I've been working with mental health services now for over 6 years so forgive me for not being able to recall when a 'safe place' was first mentioned to me. Off the top of my head, I'd say it was on my third hospital admission when I was kept on a Pyschiatric Intensive Care Unit for five months. When it was decided to transfer me to a usual ward, I began seeing my first Psychologist. If I recall correctly, the first mention of having a 'safe place' was during one of the many sessions in which I walked out of the room without completing the session.
The many times since then, I have knocked the idea of a 'safe place' without giving it much thought.
I think it's fair to say that this happens on many occasions with a million different things in life e.g. stating that you don't like a food when you haven't even tried it. I'm not saying this is the best comparison, but it is a more understandable situation to the average lay person reading this.
It was on my last hospital admission (when I began this blog) that a 'safe place' was most often discussed.
For those who don't know, the idea of a 'safe place' is to think of a place which makes you feel happy and safe. It is supposed to be used when you are struggling mentally and are perhaps triggered and feel as though your mind is overtaken by thoughts of what has been done to you and the hurt you have suffered. Also, perhaps, when you feel that you should be inflicting pain upon yourself in order to cope with such memories and emotions. And so, to help you to feel safe, you should invisiage a 'safe place.'
Before very recently, I was adamant that I had no safe place. The thing is that when asked to think of one, the examples professionals gave me to help inspire me to decide upon my 'safe place,' were beaches, a desert island, your childhood home or absolutely anywhere that has given you happy memories.

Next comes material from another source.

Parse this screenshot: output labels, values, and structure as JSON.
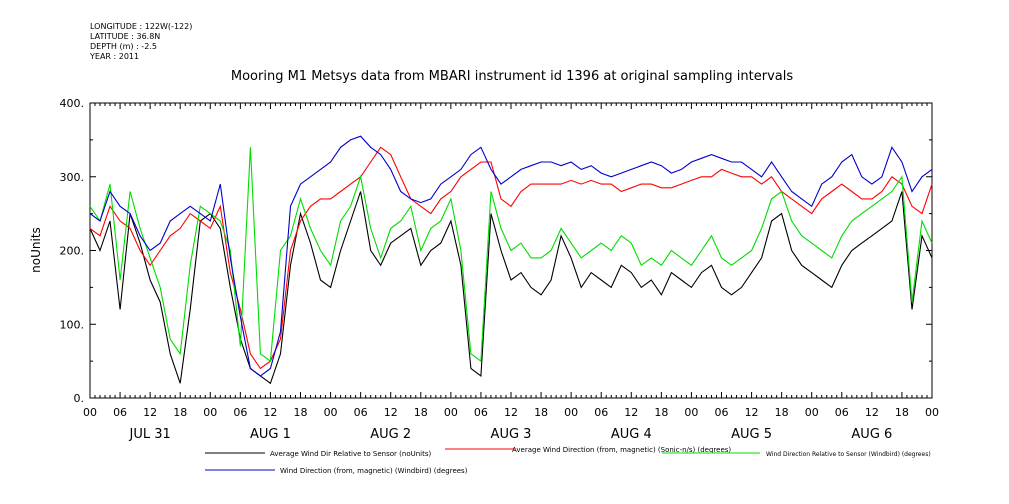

I could have named a hundred places a few years ago, but each of them have become tainted by bad memories. I used to love the beach. And then I used to go there when I was struggling and that led to new memories of self-harming in the dunes and having blue flashing lights from police cars come looking for me. I had an amazing childhood but the home that I spent years in was tainted by overdosing in it, cutting in it and being carried from it by six police after being sectioned in the living room. Everywhere I'd ever had good memories had become tainted during my years of poor mental health.
It is with my current therapist from the Personality Disorder Hub that I have finally found my safe place... Oh! And with the help of Pinterest. Who'd have thought it?! Something such as Pinterest helping with such an important aspect of a person's life. I think it's common for most Pinterest users to have a board for home decor inspiration but I never imagined that I'd find my safe place through putting one together.
There was this one photo that I pinned and something about it stuck. So that when, in therapy not so long ago, my therapist told me that my 'safe place' didn't have to be somewhere I'd been, somewhere I'd heard of or somewhere I'd like to go. It didn't have to exist on a map. Or in a memory. I could imagine it. I could invent it. It could be how I liked it. Just like my future home that I was imagining as a result of lots of other pinned images. It's natural to have hopes and dreams for the future, to have something to aspire to in life. I can imagine how important and publicised I'd like my blog to be; the dreams I have for it and the resulting affect that I dream for it to have on my life.
It was a particular image that I could build a dream around. I showed my therapist the photo and found that answering her questions regarding my imagination around the photo, strangely easy and automatic.
Q1: what does it feel like?
It's comfty and soft with the pillows and cushioning.
Q2: what can you hear?
Dolly talking and the mister cooking.
Q3: What can you smell?
A Christmassy candle like cinnamon and pine and the cookies that the husband is cooking.
Q4: what are you doing?
Reading a good book, talking to Dolly and laughing when my husband keeps shouting out in exclamation at the many mistakes he's making!
And just like that, I have a safe place. A place to put myself in order to avoid hurting myself. In order to avoid making myself unsafe.
Haven't got a safe place? Don't think you'll ever find one?
Don't give up. There's one for everyone. And I hope I've shown that safe places can be found in the most unlikely of places, so keep looking.